VIA KX133 and 694X Chip sets with AGP 2x

On Athlon motherboards with the VIA KX133 or 694X chip set, such as the ASUS K7V motherboard, NVIDIA drivers default to AGP 2x mode to work around insufficient drive strength on one of the signals.

Irongate Chip sets with AGP 1x

AGP 1x transfers are used on Athlon motherboards with the Irongate chipset to work around a problem with signal integrity.

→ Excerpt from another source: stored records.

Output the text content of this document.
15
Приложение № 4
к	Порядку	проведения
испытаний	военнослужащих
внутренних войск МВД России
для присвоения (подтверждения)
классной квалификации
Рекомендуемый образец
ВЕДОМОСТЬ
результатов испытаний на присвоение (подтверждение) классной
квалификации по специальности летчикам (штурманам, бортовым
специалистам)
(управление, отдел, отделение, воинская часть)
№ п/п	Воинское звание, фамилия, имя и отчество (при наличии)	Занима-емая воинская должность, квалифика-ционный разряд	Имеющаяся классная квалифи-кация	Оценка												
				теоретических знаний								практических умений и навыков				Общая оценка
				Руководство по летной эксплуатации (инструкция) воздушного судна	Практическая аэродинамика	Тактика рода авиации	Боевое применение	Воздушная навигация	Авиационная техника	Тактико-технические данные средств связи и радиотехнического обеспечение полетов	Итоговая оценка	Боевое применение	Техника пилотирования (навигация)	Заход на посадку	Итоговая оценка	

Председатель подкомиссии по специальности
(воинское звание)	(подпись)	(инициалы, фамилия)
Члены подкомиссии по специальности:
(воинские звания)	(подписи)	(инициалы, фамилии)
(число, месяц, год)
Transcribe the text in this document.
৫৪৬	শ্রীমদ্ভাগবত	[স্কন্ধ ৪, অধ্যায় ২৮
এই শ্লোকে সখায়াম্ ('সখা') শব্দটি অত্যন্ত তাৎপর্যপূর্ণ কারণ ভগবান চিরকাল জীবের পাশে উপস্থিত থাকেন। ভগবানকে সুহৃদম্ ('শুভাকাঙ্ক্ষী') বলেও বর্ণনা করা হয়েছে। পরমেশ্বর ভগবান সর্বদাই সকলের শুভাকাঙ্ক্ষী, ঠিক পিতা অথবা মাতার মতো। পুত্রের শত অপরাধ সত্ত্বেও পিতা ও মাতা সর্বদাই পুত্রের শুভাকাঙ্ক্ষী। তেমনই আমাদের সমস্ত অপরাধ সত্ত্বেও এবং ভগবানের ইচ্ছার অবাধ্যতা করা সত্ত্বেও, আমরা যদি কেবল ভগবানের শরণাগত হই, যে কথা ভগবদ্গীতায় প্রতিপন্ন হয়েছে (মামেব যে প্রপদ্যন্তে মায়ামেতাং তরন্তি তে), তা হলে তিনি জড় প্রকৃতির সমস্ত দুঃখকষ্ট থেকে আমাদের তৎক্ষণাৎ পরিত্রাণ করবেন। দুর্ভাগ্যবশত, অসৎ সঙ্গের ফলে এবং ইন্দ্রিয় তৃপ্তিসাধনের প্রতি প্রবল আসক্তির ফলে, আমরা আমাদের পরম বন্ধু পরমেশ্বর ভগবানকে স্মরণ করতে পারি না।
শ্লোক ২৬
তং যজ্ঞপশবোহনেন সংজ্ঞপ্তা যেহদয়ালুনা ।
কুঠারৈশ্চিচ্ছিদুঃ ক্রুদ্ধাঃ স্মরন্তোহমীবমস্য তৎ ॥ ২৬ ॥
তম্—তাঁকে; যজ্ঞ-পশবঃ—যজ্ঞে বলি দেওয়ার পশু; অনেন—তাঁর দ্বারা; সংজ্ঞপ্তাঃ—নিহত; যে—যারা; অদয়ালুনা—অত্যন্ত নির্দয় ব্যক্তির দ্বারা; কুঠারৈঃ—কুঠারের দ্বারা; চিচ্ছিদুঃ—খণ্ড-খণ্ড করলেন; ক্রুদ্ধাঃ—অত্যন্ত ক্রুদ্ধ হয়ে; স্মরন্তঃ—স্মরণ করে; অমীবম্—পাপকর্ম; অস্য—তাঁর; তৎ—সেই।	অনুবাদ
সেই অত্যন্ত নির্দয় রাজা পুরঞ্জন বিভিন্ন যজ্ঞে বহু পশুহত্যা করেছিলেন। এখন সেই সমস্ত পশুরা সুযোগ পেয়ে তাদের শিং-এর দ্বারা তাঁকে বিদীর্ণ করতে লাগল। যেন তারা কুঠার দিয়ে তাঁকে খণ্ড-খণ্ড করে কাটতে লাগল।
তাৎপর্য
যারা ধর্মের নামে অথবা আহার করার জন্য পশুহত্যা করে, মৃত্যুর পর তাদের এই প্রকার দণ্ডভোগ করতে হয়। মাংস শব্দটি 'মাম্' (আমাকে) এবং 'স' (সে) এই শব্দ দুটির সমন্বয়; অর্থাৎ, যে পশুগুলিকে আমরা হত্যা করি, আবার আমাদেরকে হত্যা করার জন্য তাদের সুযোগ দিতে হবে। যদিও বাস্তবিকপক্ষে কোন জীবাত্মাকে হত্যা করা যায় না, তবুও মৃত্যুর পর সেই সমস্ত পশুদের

ALi chipsets, ALi1541 and ALi1647

On ALi1541 and ALi1647 chipsets, NVIDIA drivers disable AGP to work around timing issues and signal integrity issues. See Chapter 5, Common Problems for more information on ALi chipsets.

I/O APIC (SMP)

If you are experiencing stability problems with a Linux SMP machine and seeing I/O APIC warning messages from the Linux kernel, system reliability may be greatly improved by setting the "noapic" kernel parameter.

Local APIC (UP)

On some systems, setting the "Local APIC Support on Uniprocessors" kernel configuration option can have adverse effects on system stability and performance. If you are experiencing lockups with a Linux UP machine and have this option set, try disabling local APIC support.